Overall, the PAC technique appears particularly effective in favorable aneurysm orientations, where the sac aligns coaxially with the parent vessel, allowing smooth advancement of the microcatheter over the pusher. In anatomically complex or tangential configurations, MAC remains a reliable and immediately available fallback strategy.
Limitations
This study has several limitations. Its retrospective nature introduces potential bias. Because allocation followed a chronological sequence (MAC in the first 23 consecutive cases, PAC in the subsequent 25 cases after its introduction), operator-driven selection bias was minimized. Nevertheless, the absence of randomization means that the comparison remains observational, and only prospective or randomized studies can provide a robust benchmark. Endpoints were restricted to procedural feasibility and access time, without evaluation of diagnostic yield, therapeutic targeting, avoidance of unnecessary procedures, or clinical outcomes; thus, the results represent a technical proof-of-concept rather than evidence of direct patient benefit. Although the sample size exceeds that of many comparable Y-stenting series, it remains relatively modest. The exclusive use of the pEGASUS-HPC stent limits generalizability, as performance may differ with other platforms. Long-term clinical and angiographic follow-up was not included and should be addressed in future prospective trials. Radiation dose, fluoroscopy time, and contrast volume were not recorded, and therefore any potential impact of PAC on these safety parameters could not be determined.
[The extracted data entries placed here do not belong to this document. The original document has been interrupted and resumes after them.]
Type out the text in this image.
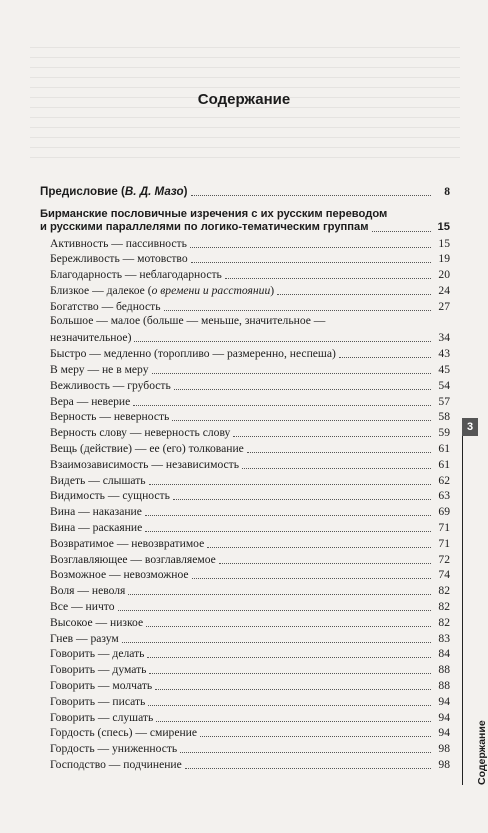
Содержание
Предисловие (В. Д. Мазо)	8
Бирманские пословичные изречения с их русским переводом
и русскими параллелями по логико-тематическим группам	15
Активность — пассивность	15
Бережливость — мотовство	19
Благодарность — неблагодарность	20
Близкое — далекое (о времени и расстоянии)	24
Богатство — бедность	27
Большое — малое (больше — меньше, значительное —
незначительное)	34
Быстро — медленно (торопливо — размеренно, неспеша)	43
В меру — не в меру	45
Вежливость — грубость	54
Вера — неверие	57
Верность — неверность	58
Верность слову — неверность слову	59
Вещь (действие) — ее (его) толкование	61
Взаимозависимость — независимость	61
Видеть — слышать	62
Видимость — сущность	63
Вина — наказание	69
Вина — раскаяние	71
Возвратимое — невозвратимое	71
Возглавляющее — возглавляемое	72
Возможное — невозможное	74
Воля — неволя	82
Все — ничто	82
Высокое — низкое	82
Гнев — разум	83
Говорить — делать	84
Говорить — думать	88
Говорить — молчать	88
Говорить — писать	94
Говорить — слушать	94
Гордость (спесь) — смирение	94
Гордость — униженность	98
Господство — подчинение	98
3
Содержание
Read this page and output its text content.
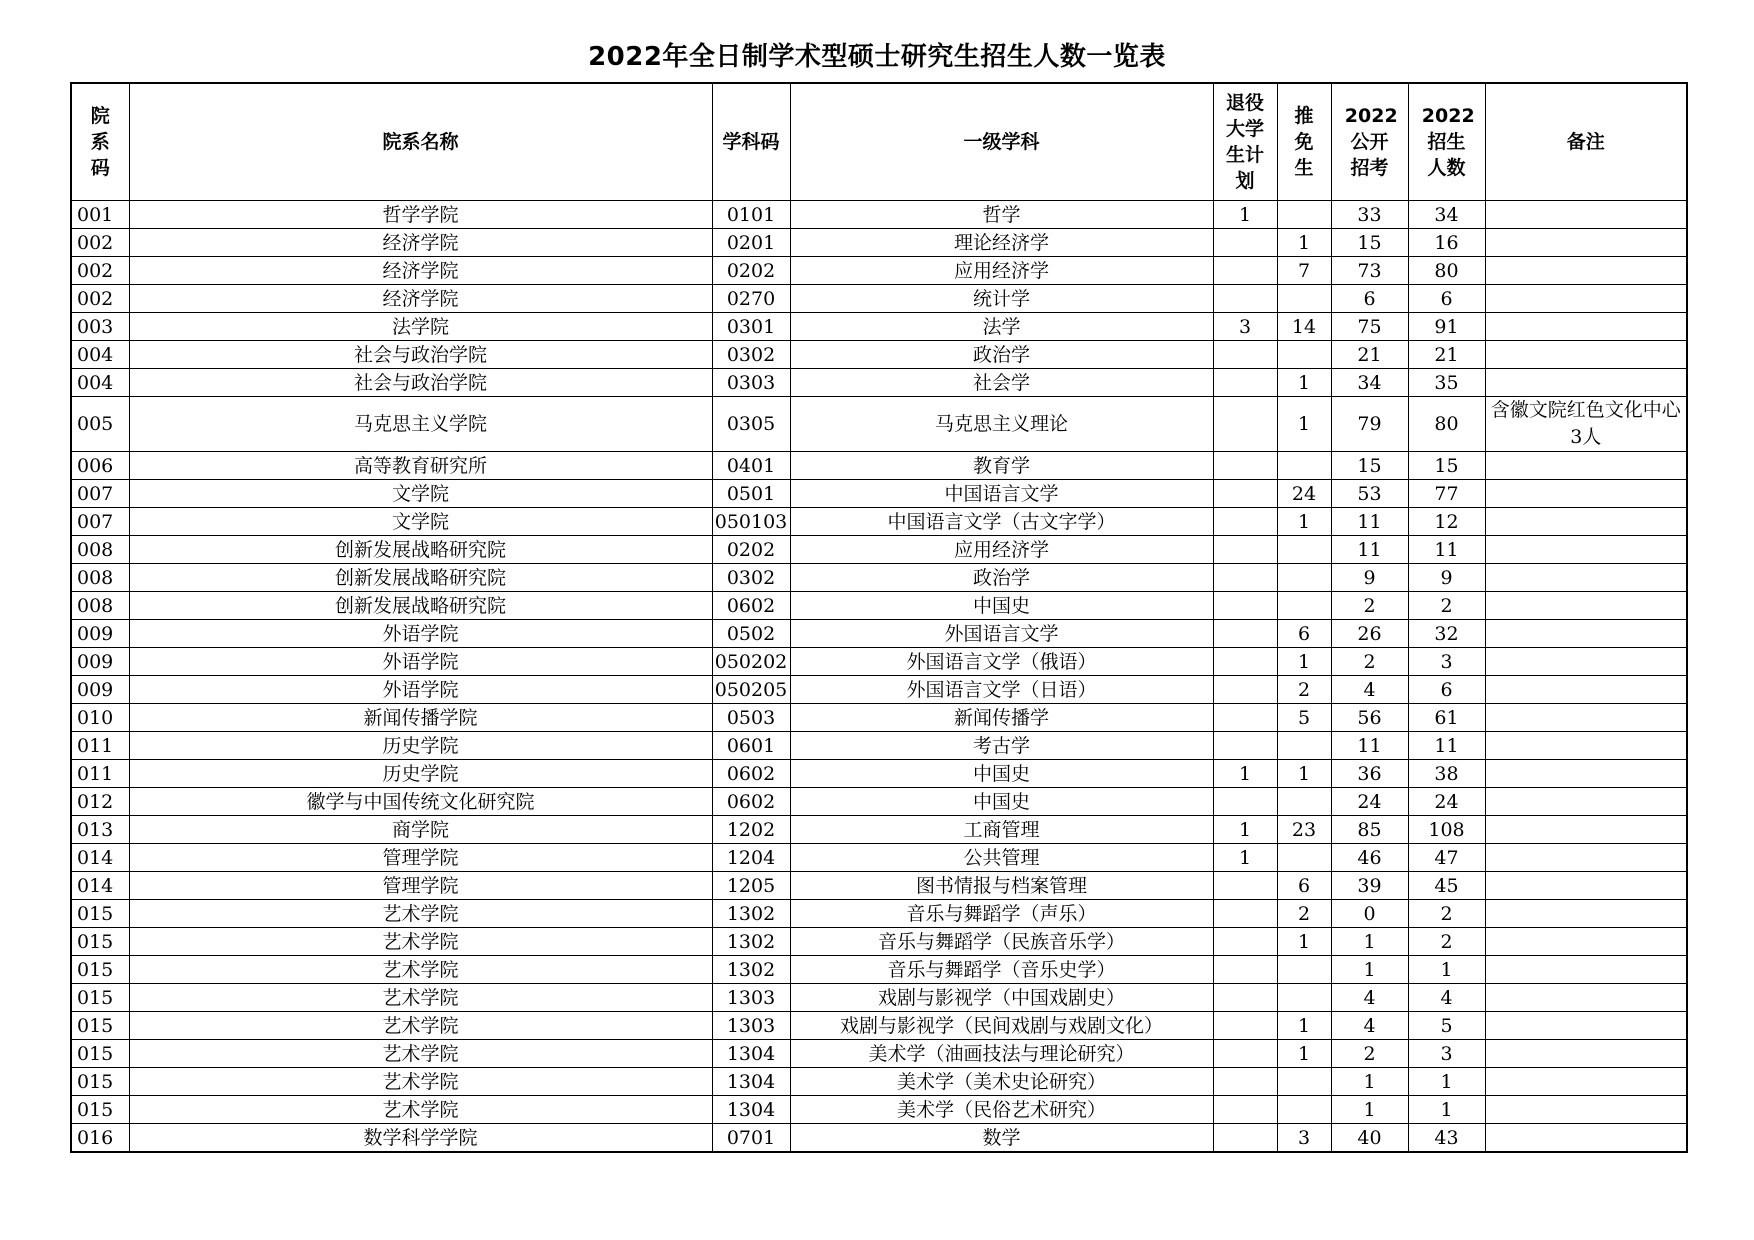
2022年全日制学术型硕士研究生招生人数一览表
院系码	院系名称	学科码	一级学科	退役大学生计划	推免生	2022公开招考	2022招生人数	备注
001	哲学学院	0101	哲学	1		33	34	
002	经济学院	0201	理论经济学		1	15	16	
002	经济学院	0202	应用经济学		7	73	80	
002	经济学院	0270	统计学			6	6	
003	法学院	0301	法学	3	14	75	91	
004	社会与政治学院	0302	政治学			21	21	
004	社会与政治学院	0303	社会学		1	34	35	
005	马克思主义学院	0305	马克思主义理论		1	79	80	含徽文院红色文化中心3人
006	高等教育研究所	0401	教育学			15	15	
007	文学院	0501	中国语言文学		24	53	77	
007	文学院	050103	中国语言文学（古文字学）		1	11	12	
008	创新发展战略研究院	0202	应用经济学			11	11	
008	创新发展战略研究院	0302	政治学			9	9	
008	创新发展战略研究院	0602	中国史			2	2	
009	外语学院	0502	外国语言文学		6	26	32	
009	外语学院	050202	外国语言文学（俄语）		1	2	3	
009	外语学院	050205	外国语言文学（日语）		2	4	6	
010	新闻传播学院	0503	新闻传播学		5	56	61	
011	历史学院	0601	考古学			11	11	
011	历史学院	0602	中国史	1	1	36	38	
012	徽学与中国传统文化研究院	0602	中国史			24	24	
013	商学院	1202	工商管理	1	23	85	108	
014	管理学院	1204	公共管理	1		46	47	
014	管理学院	1205	图书情报与档案管理		6	39	45	
015	艺术学院	1302	音乐与舞蹈学（声乐）		2	0	2	
015	艺术学院	1302	音乐与舞蹈学（民族音乐学）		1	1	2	
015	艺术学院	1302	音乐与舞蹈学（音乐史学）			1	1	
015	艺术学院	1303	戏剧与影视学（中国戏剧史）			4	4	
015	艺术学院	1303	戏剧与影视学（民间戏剧与戏剧文化）		1	4	5	
015	艺术学院	1304	美术学（油画技法与理论研究）		1	2	3	
015	艺术学院	1304	美术学（美术史论研究）			1	1	
015	艺术学院	1304	美术学（民俗艺术研究）			1	1	
016	数学科学学院	0701	数学		3	40	43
Ethics Considerations: The PAC technique was evaluated as a modification of standard endovascular practice using CE-marked devices. The purpose was to assess technical feasibility and procedural safety, not to demonstrate economic or administrative benefit. No patient-level outcomes were measured, and no claims of clinical advantage are made. Potential benefits, such as reduced manipulation within the aneurysm or shorter catheterization time, remain hypothetical and require confirmation in prospective outcome-driven studies before implementation beyond individual operator preference can be ethically justified.
Conclusion
In summary, the PAC technique using the pEGASUS-HPC stent appears to be a feasible and time-saving adjunct for aneurysm access during Y-stent-assisted coiling of unruptured wide-necked bifurcation aneurysms. While the approach reduced catheterization time compared with conventional microwire navigation, it did not demonstrate improved clinical outcomes in this retrospective sequential series. Given the modest sample size, the non-randomized design, and the absence of radiation, contrast, or follow-up data, the clinical relevance of the observed time reduction remains uncertain. These results should therefore be regarded as hypothesis-generating. Prospective studies with larger cohorts, systematic collection of fluoroscopy and contrast metrics, and incorporation of patient-level outcomes are needed to determine whether PAC translates into measurable clinical benefit.